A California-based startup hopes to succeed where many have failed, and finally implement large-scale EV battery swapping.

After seven years of development work, Ample is ready to release a battery-swapping system with swapping stations and a modular battery architecture. The company claims stations can do a swap in just 10 minutes.

Ample, which has received backing from Royal Dutch Shell and Spanish oil company Repsol, is currently working with four of the world's 10 largest automakers, co-founder Khaled Hassounah said in an interview with Reuters. The startup is also working with Uber on battery swapping for a fleet of Nissan Leafs in San Francisco, according to the news service.

Ample believes the modular design of its batteries will allow them to be used in a wide variety of vehicles but, as Reuters noted, automakers are already rolling out proprietary battery systems and vehicle architectures, and are unlikely to consider redesigning their vehicles to accommodate Ample's batteries.

 

Ample battery modules

Ample battery modules

Battery swapping has also proven difficult to commercialize. Better Place was the well-funded startup that, 10 years ago, attempted such a model in Israel, and quickly became buried in the costs and logistics of setting swapping up on a larger scale.

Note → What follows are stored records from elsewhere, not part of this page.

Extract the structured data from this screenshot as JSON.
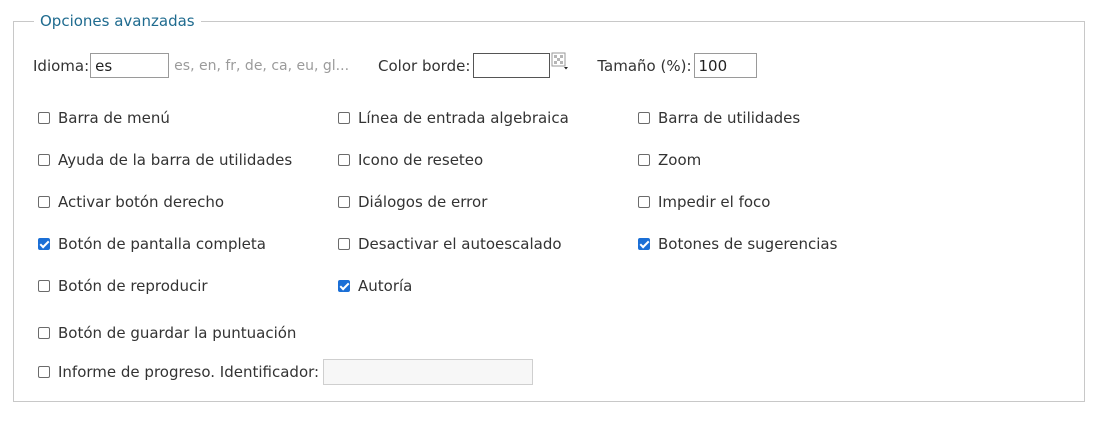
{
  "section": {
    "legend": "Opciones avanzadas"
  },
  "top_row": {
    "language_label": "Idioma:",
    "language_value": "es",
    "language_hint": "es, en, fr, de, ca, eu, gl...",
    "border_color_label": "Color borde:",
    "border_color_value": "#ffffff",
    "size_label": "Tamaño (%):",
    "size_value": "100"
  },
  "options": [
    {
      "label": "Barra de menú",
      "checked": false
    },
    {
      "label": "Línea de entrada algebraica",
      "checked": false
    },
    {
      "label": "Barra de utilidades",
      "checked": false
    },
    {
      "label": "Ayuda de la barra de utilidades",
      "checked": false
    },
    {
      "label": "Icono de reseteo",
      "checked": false
    },
    {
      "label": "Zoom",
      "checked": false
    },
    {
      "label": "Activar botón derecho",
      "checked": false
    },
    {
      "label": "Diálogos de error",
      "checked": false
    },
    {
      "label": "Impedir el foco",
      "checked": false
    },
    {
      "label": "Botón de pantalla completa",
      "checked": true
    },
    {
      "label": "Desactivar el autoescalado",
      "checked": false
    },
    {
      "label": "Botones de sugerencias",
      "checked": true
    },
    {
      "label": "Botón de reproducir",
      "checked": false
    },
    {
      "label": "Autoría",
      "checked": true
    },
    {
      "label": "Botón de guardar la puntuación",
      "checked": false
    },
    {
      "label": "Informe de progreso. Identificador:",
      "checked": false
    }
  ],
  "progress_identifier": {
    "value": ""
  },
  "colors": {
    "accent": "#1f6b8f",
    "checkbox_checked": "#1b6fd6"
  }
}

After unveiling its own battery-swapping system to much fanfare, Tesla abandoned the idea, and some claimed that it was only in it for the zero-emission vehicle credits it earned for the project.

So far, the exception to this trend of failure seems to be Chinese automaker Nio, which has completed more than 500,000 battery swaps, and has future-proofed its hardware to work with a next-generation solid-state battery debuting in the ET7 sedan.

Nio makes both the cars and swapping stations, though. Third-party operations like Ample build swapping stations, but still need compatible cars, which remains the biggest obstacle to widespread battery swapping. With global automakers each opting for such different battery—and battery management solutions—how would a single centralized swapping ecosystem even work today?